Hari ini benar-benar membuatku tidak mood. Setelah susah payah aku menolak ajakan Trisya untuk berlibur, tapi tidak berhasil.
Aku menghembuskan nafas lelah, harusnya hari ini aku beristirahat merebahkan diriku di ranjang tempat tidur. Tapi kini aku malah menenteng koper hitam kecil yang berisi barang-barangku.
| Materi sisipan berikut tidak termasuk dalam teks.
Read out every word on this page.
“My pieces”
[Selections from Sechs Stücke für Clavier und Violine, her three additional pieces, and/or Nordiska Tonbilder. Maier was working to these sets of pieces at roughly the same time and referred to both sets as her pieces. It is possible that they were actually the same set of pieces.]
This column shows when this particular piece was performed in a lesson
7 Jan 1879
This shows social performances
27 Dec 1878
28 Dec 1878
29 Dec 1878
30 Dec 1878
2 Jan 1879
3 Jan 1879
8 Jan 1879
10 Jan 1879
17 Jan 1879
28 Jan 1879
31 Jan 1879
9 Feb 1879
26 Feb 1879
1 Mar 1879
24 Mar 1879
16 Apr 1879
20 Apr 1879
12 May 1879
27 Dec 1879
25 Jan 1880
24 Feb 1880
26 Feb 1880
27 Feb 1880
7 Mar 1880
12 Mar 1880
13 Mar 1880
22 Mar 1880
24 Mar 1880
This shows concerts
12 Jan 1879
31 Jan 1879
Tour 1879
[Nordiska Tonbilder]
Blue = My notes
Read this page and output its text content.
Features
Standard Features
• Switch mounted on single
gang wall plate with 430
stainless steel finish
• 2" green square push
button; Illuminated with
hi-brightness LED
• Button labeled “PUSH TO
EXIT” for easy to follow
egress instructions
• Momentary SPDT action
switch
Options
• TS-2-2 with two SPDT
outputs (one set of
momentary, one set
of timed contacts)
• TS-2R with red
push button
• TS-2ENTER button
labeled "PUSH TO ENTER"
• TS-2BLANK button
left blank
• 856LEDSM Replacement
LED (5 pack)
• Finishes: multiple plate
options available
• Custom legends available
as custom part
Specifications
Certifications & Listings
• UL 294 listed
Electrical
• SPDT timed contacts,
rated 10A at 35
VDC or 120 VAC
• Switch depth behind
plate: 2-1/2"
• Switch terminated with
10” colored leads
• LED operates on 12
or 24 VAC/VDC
Aku, Trisya dan Ferel kini sudah berada di dalam mobil Ferel setelah berpamitan kepada kedua orang tua Trisya. Aku tak tau entah pergi berlibur kemana yang mereka maksud, aku memilih diam.
***
Setelah menempuh perjalan yang menurutku cukup panjang, akhirnya kami tiba di sebuah Hotel besar mewah berbintang.
Kulihat Trisya tidak ada hentinya tersenyum, bahkan dia mengoceh sepanjang perjalanan. Sedangkan aku, aku diam dan memilih tidur selama perjalanan.
"Kalian tunggu aku disana!" Ujar Ferel menunjuk kursi panjang di dekat pintu masuk, "Aku pesan kamar kita dulu."
Trisya menganggukkan kepalanya dan menarik tanganku menuju kursi yang di tunjuk Ferel tadi. Apa enak nya berlibur di hotel seperti ini? Rasanya kamar yang ku tempati juga seperti kamar hotel!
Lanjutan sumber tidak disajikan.